Badefols-sur-Dordogne (/fr/, literally Badefols on Dordogne; Badafòl de Dordonha) is a commune in the Dordogne department in southwestern France. The commune is situated on the river Dordogne.

==Name==
As its name suggests, the town is set on the edge of the Dordogne, on the left bank, downstream from the dam Mauzac. The name of the town is of Occitan origin, but its explanation is uncertain. It could come from badar (gawk) and mad (crazy), or bada foolish (bystander), whose nicknames were dressed the villageois The second part of the name naturally refers to the Dordogne, on the left bank of which stood the Village.

==History==
In Gallo-Roman times, a port was established on the Dordogne. The construction of the Castle of Badefols is before century the 10th century. The first known written records of the town date back to the 13th century in the forms Badafol and Badefol1.
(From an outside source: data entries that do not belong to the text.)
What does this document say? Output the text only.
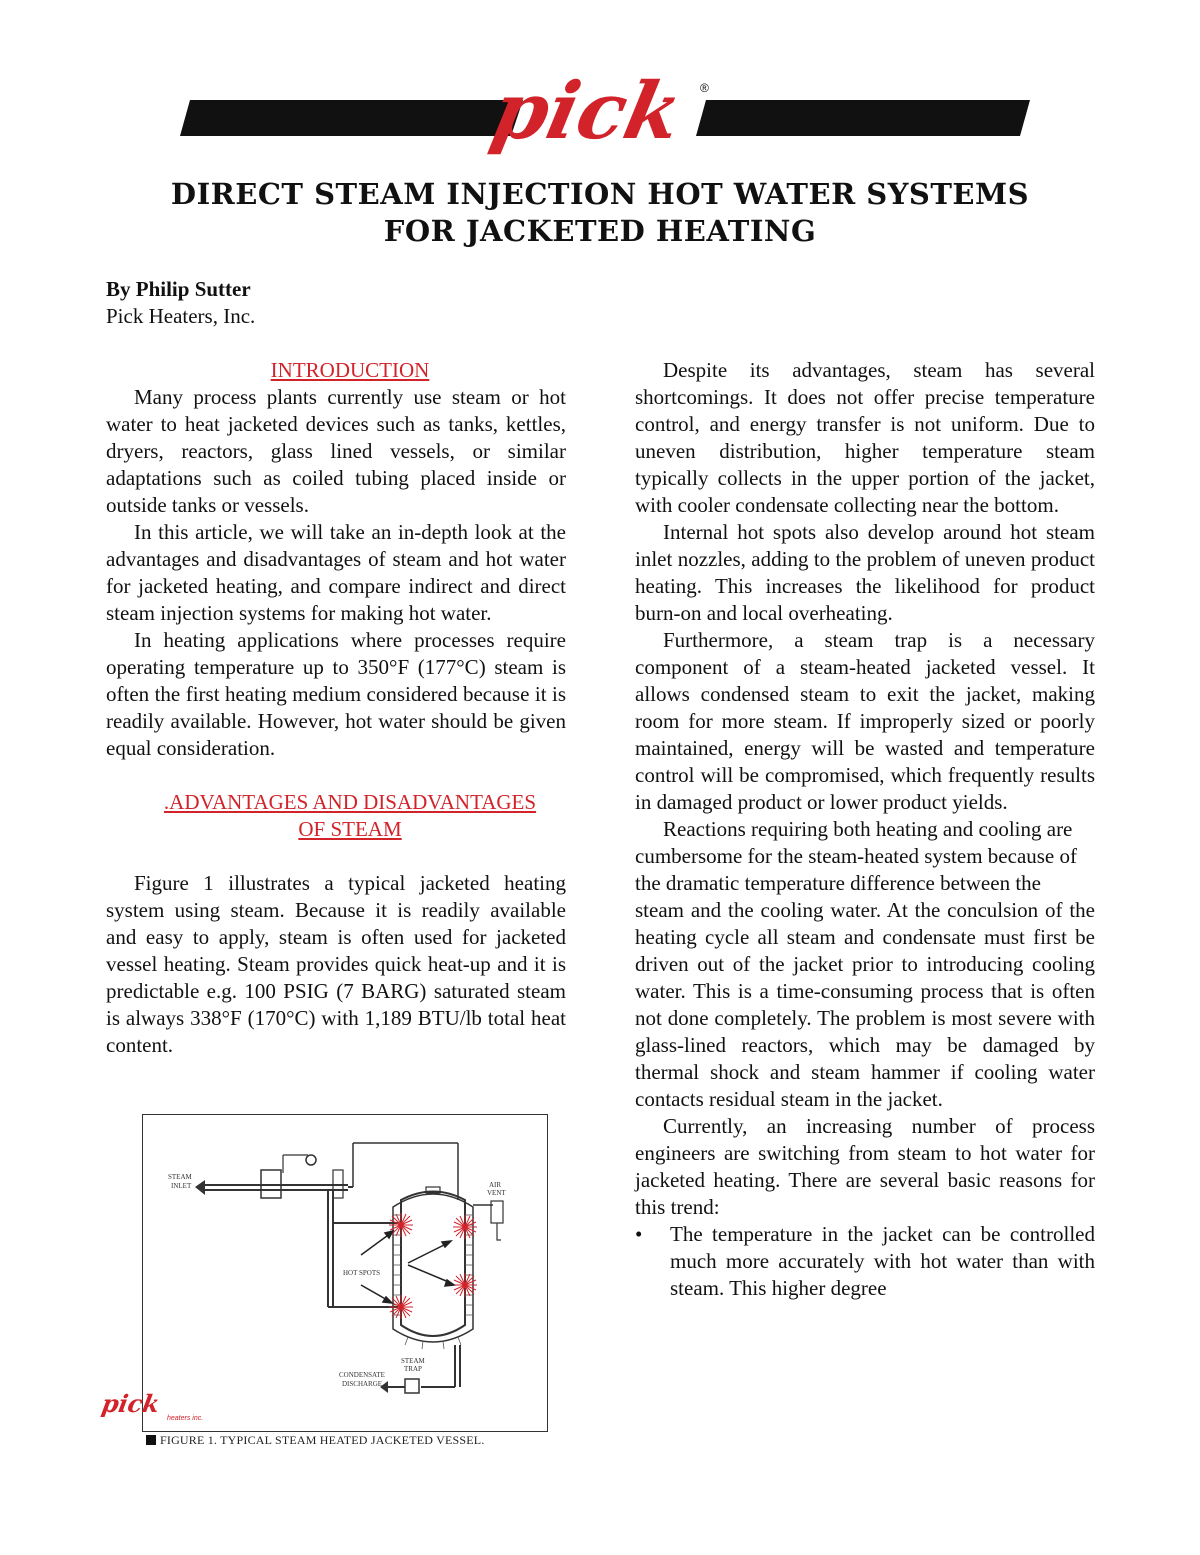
pick ®
DIRECT STEAM INJECTION HOT WATER SYSTEMS
FOR JACKETED HEATING
By Philip Sutter
Pick Heaters, Inc.

INTRODUCTION

Many process plants currently use steam or hot water to heat jacketed devices such as tanks, kettles, dryers, reactors, glass lined vessels, or similar adaptations such as coiled tubing placed inside or outside tanks or vessels.

In this article, we will take an in-depth look at the advantages and disadvantages of steam and hot water for jacketed heating, and compare indirect and direct steam injection systems for making hot water.

In heating applications where processes require operating temperature up to 350°F (177°C) steam is often the first heating medium considered because it is readily available. However, hot water should be given equal consideration.

.ADVANTAGES AND DISADVANTAGES

OF STEAM

Figure 1 illustrates a typical jacketed heating system using steam. Because it is readily available and easy to apply, steam is often used for jacketed vessel heating. Steam provides quick heat-up and it is predictable e.g. 100 PSIG (7 BARG) saturated steam is always 338°F (170°C) with 1,189 BTU/lb total heat content.

STEAM
INLET	AIR
VENT
HOT SPOTS
STEAM
TRAP
CONDENSATE
DISCHARGE
pick
heaters inc.
FIGURE 1. TYPICAL STEAM HEATED JACKETED VESSEL.

Despite its advantages, steam has several shortcomings. It does not offer precise temperature control, and energy transfer is not uniform. Due to uneven distribution, higher temperature steam typically collects in the upper portion of the jacket, with cooler condensate collecting near the bottom.

Internal hot spots also develop around hot steam inlet nozzles, adding to the problem of uneven product heating. This increases the likelihood for product burn-on and local overheating.

Furthermore, a steam trap is a necessary component of a steam-heated jacketed vessel. It allows condensed steam to exit the jacket, making room for more steam. If improperly sized or poorly maintained, energy will be wasted and temperature control will be compromised, which frequently results in damaged product or lower product yields.

Reactions requiring both heating and cooling are cumbersome for the steam-heated system because of the dramatic temperature difference between the

steam and the cooling water. At the conculsion of the heating cycle all steam and condensate must first be driven out of the jacket prior to introducing cooling water. This is a time-consuming process that is often not done completely. The problem is most severe with glass-lined reactors, which may be damaged by thermal shock and steam hammer if cooling water contacts residual steam in the jacket.

Currently, an increasing number of process engineers are switching from steam to hot water for jacketed heating. There are several basic reasons for this trend:

• The temperature in the jacket can be controlled much more accurately with hot water than with steam. This higher degree
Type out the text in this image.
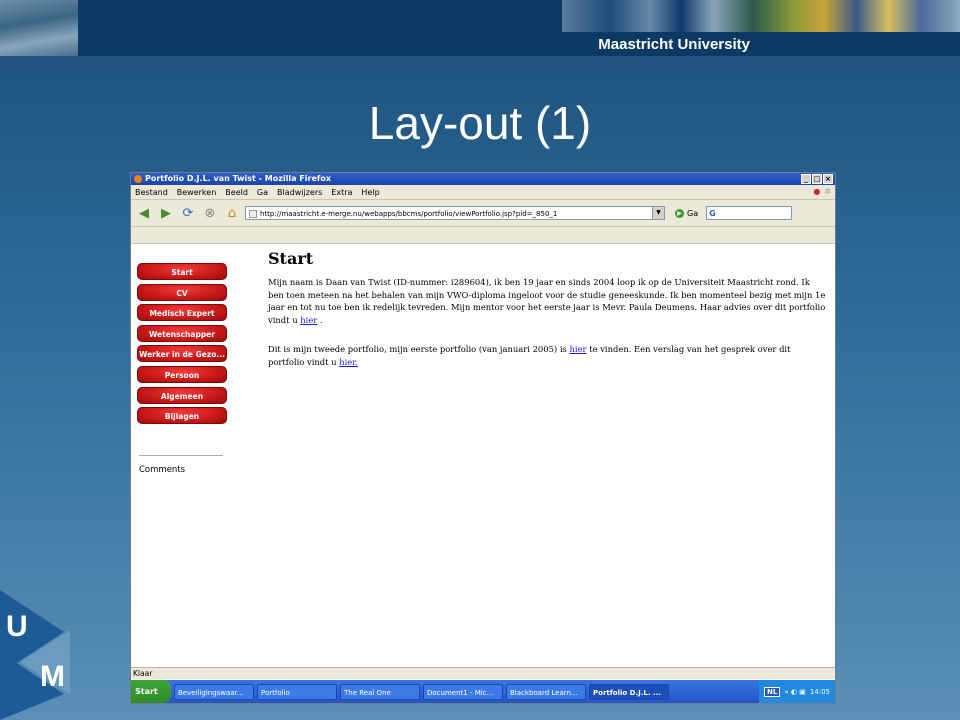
Maastricht University
Lay-out (1)
U
M
Portfolio D.J.L. van Twist - Mozilla Firefox	_ □ ×
Bestand Bewerken Beeld Ga Bladwijzers Extra Help	● ✲
◀ ▶ ⟳ ⊗ ⌂	http://maastricht.e-merge.nu/webapps/bbcms/portfolio/viewPortfolio.jsp?pid=_850_1	▼	▶ Ga	G
Start
CV
Medisch Expert
Wetenschapper
Werker in de Gezo...
Persoon
Algemeen
Bijlagen
Comments
Start

Mijn naam is Daan van Twist (ID-nummer: i289604), ik ben 19 jaar en sinds 2004 loop ik op de Universiteit Maastricht rond. Ik ben toen meteen na het behalen van mijn VWO-diploma ingeloot voor de studie geneeskunde. Ik ben momenteel bezig met mijn 1e jaar en tot nu toe ben ik redelijk tevreden. Mijn mentor voor het eerste jaar is Mevr. Paula Deumens. Haar advies over dit portfolio vindt u hier .

Dit is mijn tweede portfolio, mijn eerste portfolio (van januari 2005) is hier te vinden. Een verslag van het gesprek over dit portfolio vindt u hier.

Klaar
Start	Beveiligingswaar...	Portfolio	The Real One	Document1 - Mic...	Blackboard Learn...	Portfolio D.J.L. ...	NL	« ◐ ▣ 14:05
The town was named in 1864 Badefols.

In 1952 it changes official name, abandons Badefols-de-Cadouin to become Badefols-sur-Dordogne.

By 1790 the town of Badefols-sur-Dordogne is attached to the canton of Cadouin which depends on the district of Belvès until 1795, the date of abolition of the districts. In 1801, the canton is attached to the arrondissement of Bergerac.
In 1952, the commune of Badefols-de-Cadouin was renamed Badefols-sur-Dordogne.

It changed its name in 1974, becoming the canton of Le Buisson-de-Cadouin.

As part of the 2014 reform defined by the decree of 21 February 2014, the canton disappears in the departmental elections in March 2015. The town is then attached to the canton of Lalinde.

The commune is part of the Communauté de communes des Bastides Dordogne-Périgord.